JONATHAN MABERRY: I never thought that far ahead. I’ve always wanted to write and started doing it as soon as I could hold a pencil. But my goals were focused on the stories I wanted to tell rather than on the accolades or measures of success. That said, I recognize the importance of making the bestseller list and the deep honor of receiving so many awards. It’s humbling and always surprising. And I’m always grateful to the readers who enjoy my books and who have become devoted fans of my weird little stories. They’re my people and we are pop culture geeks together.
The big thrills are still about telling the tales that make me want to sit down every day and begin hammering at the keys. I love the craft and magic of storytelling, and I even enjoy the complexities and demands of the business side. One of the benefits of a successful career is that it opens up doorways to new creative projects, partnerships and opportunities. For example, I just partnered with George Romero to edit an anthology of stories set in the forty-eight hours surrounding Night of the Living Dead, I’m editing anthologies of all-original X-Files stories, and I just closed deals for some high profile novel projects we’ll be announcing soon. I’m having more fun than I ever imagined.
CJ: You had started out originally writing martial arts books and you have even been inducted into The Martial Arts Hall of Fame. You had a great basis to write about the art having practiced the skill for many years now.

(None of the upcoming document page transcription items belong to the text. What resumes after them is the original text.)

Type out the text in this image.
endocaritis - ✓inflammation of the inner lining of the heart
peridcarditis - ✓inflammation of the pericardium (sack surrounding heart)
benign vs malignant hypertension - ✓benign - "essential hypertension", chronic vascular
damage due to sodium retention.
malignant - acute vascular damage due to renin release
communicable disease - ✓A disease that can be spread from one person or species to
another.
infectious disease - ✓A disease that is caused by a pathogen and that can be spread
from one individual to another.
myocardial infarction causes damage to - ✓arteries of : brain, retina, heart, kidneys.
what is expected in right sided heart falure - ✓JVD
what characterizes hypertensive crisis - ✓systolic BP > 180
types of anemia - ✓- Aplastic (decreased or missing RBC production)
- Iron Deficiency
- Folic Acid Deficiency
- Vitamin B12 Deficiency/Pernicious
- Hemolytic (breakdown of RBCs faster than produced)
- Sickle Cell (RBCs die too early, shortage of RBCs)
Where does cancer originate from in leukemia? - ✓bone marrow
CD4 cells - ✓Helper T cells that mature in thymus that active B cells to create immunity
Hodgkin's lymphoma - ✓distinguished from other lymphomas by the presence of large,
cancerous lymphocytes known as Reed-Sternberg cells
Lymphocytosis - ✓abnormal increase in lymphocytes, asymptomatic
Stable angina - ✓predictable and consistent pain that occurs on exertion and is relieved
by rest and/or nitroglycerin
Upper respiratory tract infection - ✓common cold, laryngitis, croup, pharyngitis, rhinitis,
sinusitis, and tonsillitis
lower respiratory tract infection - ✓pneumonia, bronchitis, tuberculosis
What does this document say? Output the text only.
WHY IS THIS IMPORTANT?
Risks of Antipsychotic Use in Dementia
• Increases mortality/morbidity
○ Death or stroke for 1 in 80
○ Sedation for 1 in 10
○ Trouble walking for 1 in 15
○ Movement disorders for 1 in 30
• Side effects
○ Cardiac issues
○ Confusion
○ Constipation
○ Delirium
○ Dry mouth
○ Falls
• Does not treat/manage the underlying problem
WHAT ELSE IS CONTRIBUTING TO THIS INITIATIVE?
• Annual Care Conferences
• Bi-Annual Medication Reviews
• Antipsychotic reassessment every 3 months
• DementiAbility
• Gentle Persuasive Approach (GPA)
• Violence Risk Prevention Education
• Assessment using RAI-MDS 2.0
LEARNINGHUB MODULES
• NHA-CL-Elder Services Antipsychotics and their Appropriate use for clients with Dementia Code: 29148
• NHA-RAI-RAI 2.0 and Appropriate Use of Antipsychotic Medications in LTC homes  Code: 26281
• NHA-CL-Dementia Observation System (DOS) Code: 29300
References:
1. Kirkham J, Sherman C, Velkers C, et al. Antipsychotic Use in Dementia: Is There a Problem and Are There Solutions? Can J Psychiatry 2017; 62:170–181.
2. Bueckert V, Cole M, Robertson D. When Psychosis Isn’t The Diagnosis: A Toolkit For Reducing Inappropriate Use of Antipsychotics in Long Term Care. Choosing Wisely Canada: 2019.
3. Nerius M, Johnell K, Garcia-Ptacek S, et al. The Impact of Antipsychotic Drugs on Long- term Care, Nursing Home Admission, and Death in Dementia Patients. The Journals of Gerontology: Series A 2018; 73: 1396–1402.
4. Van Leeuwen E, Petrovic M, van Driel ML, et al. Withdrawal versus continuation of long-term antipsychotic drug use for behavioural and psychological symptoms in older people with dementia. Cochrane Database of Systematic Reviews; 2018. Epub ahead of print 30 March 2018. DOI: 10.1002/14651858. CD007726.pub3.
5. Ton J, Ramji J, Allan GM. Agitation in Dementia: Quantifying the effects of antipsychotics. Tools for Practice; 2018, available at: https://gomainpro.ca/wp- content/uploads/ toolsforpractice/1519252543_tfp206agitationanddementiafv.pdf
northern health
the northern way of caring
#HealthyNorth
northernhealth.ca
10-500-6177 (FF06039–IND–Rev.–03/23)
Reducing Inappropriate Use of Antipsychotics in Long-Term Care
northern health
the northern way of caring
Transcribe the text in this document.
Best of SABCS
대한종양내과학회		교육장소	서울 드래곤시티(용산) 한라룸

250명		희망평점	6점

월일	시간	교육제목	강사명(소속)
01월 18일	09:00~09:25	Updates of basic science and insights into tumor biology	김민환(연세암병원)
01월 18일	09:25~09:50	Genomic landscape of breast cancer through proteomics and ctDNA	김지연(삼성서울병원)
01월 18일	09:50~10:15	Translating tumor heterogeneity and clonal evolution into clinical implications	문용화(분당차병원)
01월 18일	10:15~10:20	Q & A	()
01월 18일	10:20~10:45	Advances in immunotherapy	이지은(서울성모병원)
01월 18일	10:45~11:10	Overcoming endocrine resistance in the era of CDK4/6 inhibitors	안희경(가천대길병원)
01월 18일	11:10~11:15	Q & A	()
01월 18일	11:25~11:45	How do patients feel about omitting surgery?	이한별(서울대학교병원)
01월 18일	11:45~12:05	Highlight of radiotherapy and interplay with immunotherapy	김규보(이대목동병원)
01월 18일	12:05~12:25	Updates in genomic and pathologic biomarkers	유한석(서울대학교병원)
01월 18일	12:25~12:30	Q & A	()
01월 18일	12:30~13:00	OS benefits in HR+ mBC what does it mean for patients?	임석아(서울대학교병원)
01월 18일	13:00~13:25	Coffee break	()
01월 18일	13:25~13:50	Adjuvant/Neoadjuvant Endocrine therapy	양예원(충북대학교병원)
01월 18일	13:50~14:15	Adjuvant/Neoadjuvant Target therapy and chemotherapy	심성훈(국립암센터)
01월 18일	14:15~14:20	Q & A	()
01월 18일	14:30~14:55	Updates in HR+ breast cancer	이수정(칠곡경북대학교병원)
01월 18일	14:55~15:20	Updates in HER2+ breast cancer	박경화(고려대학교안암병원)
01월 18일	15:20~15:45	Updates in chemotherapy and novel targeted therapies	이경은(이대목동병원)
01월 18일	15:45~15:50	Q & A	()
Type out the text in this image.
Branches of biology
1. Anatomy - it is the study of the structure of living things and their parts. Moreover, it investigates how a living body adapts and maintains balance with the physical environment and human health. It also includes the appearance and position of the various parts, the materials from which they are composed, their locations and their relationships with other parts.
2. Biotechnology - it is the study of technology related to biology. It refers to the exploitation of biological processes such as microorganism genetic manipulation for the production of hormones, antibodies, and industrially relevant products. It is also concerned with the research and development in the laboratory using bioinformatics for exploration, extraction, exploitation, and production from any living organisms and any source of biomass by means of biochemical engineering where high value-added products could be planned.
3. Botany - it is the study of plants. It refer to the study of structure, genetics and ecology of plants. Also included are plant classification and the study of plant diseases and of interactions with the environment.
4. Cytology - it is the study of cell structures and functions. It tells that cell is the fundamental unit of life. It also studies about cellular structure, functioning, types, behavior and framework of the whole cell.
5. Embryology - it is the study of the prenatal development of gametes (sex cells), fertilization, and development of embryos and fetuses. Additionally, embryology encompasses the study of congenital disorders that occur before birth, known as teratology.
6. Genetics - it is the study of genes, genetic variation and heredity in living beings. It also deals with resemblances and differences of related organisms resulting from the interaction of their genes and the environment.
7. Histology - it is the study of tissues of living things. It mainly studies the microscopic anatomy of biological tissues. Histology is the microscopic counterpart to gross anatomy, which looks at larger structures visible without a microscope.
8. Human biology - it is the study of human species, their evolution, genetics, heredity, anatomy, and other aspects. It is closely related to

What was your basis to begin writing in various other genres such as horror, mystery and even comics?
JM: I’ve been an active practitioner of jujutsu (Japanese unarmed combat) and kenjutsu (swordplay) for over fifty years; and I’ve worked variously as a bodyguard in the entertainment field, a bouncer, a college martial arts teacher, and the Expert Witness for the Philadelphia District Attorney’s Office for murder cases involving martial arts. It wasn’t surprising that I chose to write about martial arts and self-defense. I did hundreds of magazine feature articles, dozens of nonfiction books –including college textbooks, and some mass-market martial arts books. When I switched from nonfiction to fiction a little over ten years ago I brought some of my love of action scenes with me, and I’m often asked to give workshops on writing fight scenes.
However my first love was fiction. I was a voracious reader ever since I was little and I read across genre lines. And I started reading comics when I was eight, way back in 1966. When I decided to try my hand at fiction I focused on the genre I loved best –horror—but also mixed in elements of the mystery and thriller genres. The result, Ghost Road Blues, launched my fiction career and allowed me to become a full-time writer.
Since then I’ve been all over the place, jumping genres, combining them. Always trying new things. I’ve written straight horror (The Pine Deep Trilogy), weird science thrillers (The Joe Ledger series), horror/science-fiction/thriller mash-ups (Dead of Night and Fall of Night), Steampunk weird-western (Ghostwalkers: A Deadlands Novel), a movie adaptation (The Wolfman), young adult post-apocalyptic zombie thrillers (The Rot & Ruin series), alien invasion/horror/fantasy mash-ups for middle grade readers (The Nightsiders series), and more. And in short fiction I’ve done everything from military science fiction to murder mysteries to epic fantasy, and a lot more. And I’ve contributed to theme anthologies about the Land of Oz, John Carter of Mars, Sherlock Holmes, C. August Dupin, Planet of the Apes, Plan 9 from Outer Space, Sookie Stackhouse/True Blood, and more.